Bostrom urges us to spend time and effort urgently to consider our response to the coming threat. He warns that we may not have the time we think we have. Nowhere does he presume that we will not choose our own destruction. "The universe is change;" said the Roman emperor Marcus Aurelius Antoninus, "our life is what our thoughts make it." Bostrom might learn to temper his pessimism with an understanding of how humans relate to existential threats. Only then do they seem to do the right thing. He might also observe that unexpected events should not be handled using old tools, as noted by the industrialist J. Paul Getty ("In times of rapid change, experience could be your worst enemy.") or management theorist Peter Drucker ("The greatest danger in times of turbulence is not the turbulence; it is to act with yesterday’s logic.") We will need new conceptual tools to handle a new intelligence.
Our erstwhile fear mongers seem also certain that any new general intelligence would, as humans are wont to do, wish to destroy a competing intelligence, us. People fear this not because this is what an artificial intelligence will necessarily be, but because that is what our form of intelligence is. Humans have always feared other humans and for good reason. As historian Ronald Wright noted in A Short History of Progress [Goodreads],
"[P]rehistory, like history, teaches us that the nice folk didn't win, that we are at best the heirs of many ruthless victories and at worst the heirs of genocide."
This raises the fascinating question of how we, as a species, would react to the presence of a newly competitive intelligence on our planet. History shows that we probably killed off the Neanderthals, as earlier human species killed off Homo Erectus and our earlier predecessors. We don't play well with others. Perhaps our own latent fears will insist on the killing off of a new, generally intelligent AI. We should consider this nasty habit of ours before we worry too much about how a hypothetical AI might feel about us. If an AI considers us a threat, should we really blame it? We probably will be a threat to its existence.

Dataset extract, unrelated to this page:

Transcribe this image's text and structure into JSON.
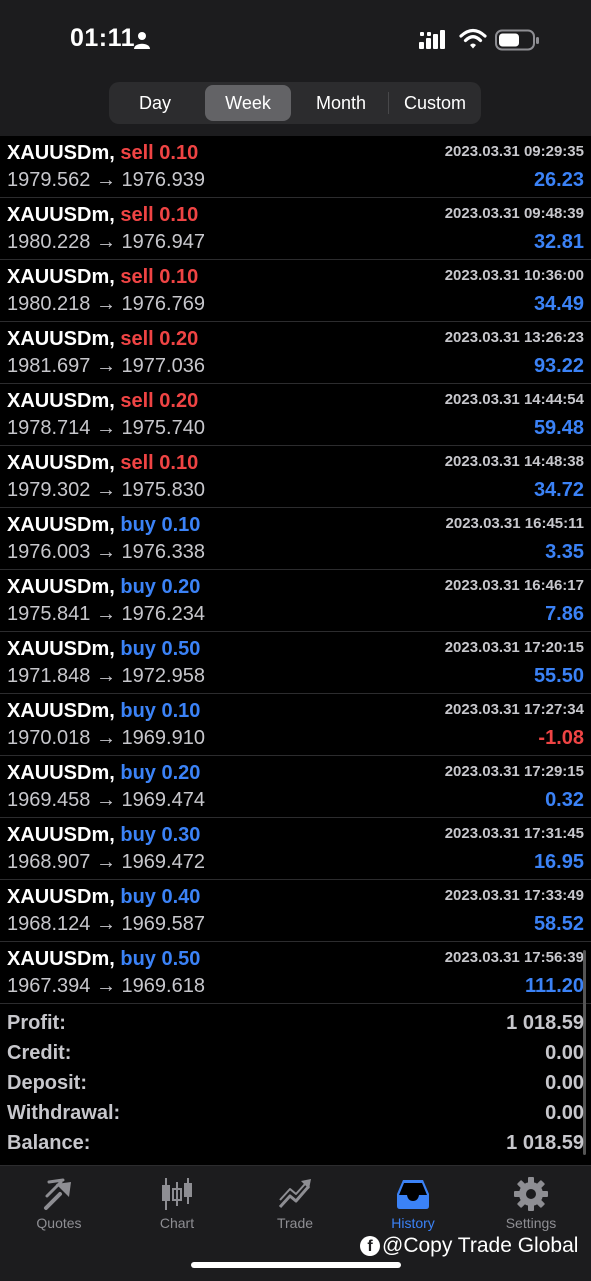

It is possible that a single hyper-intelligent machine might not even matter much in the wider course of human affairs. Just like the natural, generational genius does not always matter. The history of the human race seems to be more dominated by the slow, inexorable march of individual decisions than it is by the, often temporary, upheavals of the generational genius. How would human development have changed if the Persian commander Spithridates had succeeded in killing Alexander the Great at the Battle of the Granicus? He almost did. Spithridates' axe bounced off Alexander's armor. Much has been made of the details, but people would still spread through competition, and contact between East and West would still have eventually occurred. The difference between having a genius and not having a genius can be smaller than we think in the long run.
Bostrom's main point is that we should take the development of general artificial intelligence seriously and plan for its eventual regulation. That's fine, for what it is worth. It is not worth very much, really. We are much more likely to react once a threat emerges. That's what humanity does. Bostrom is at best early at delivering a warning and at worst barking up the wrong tree.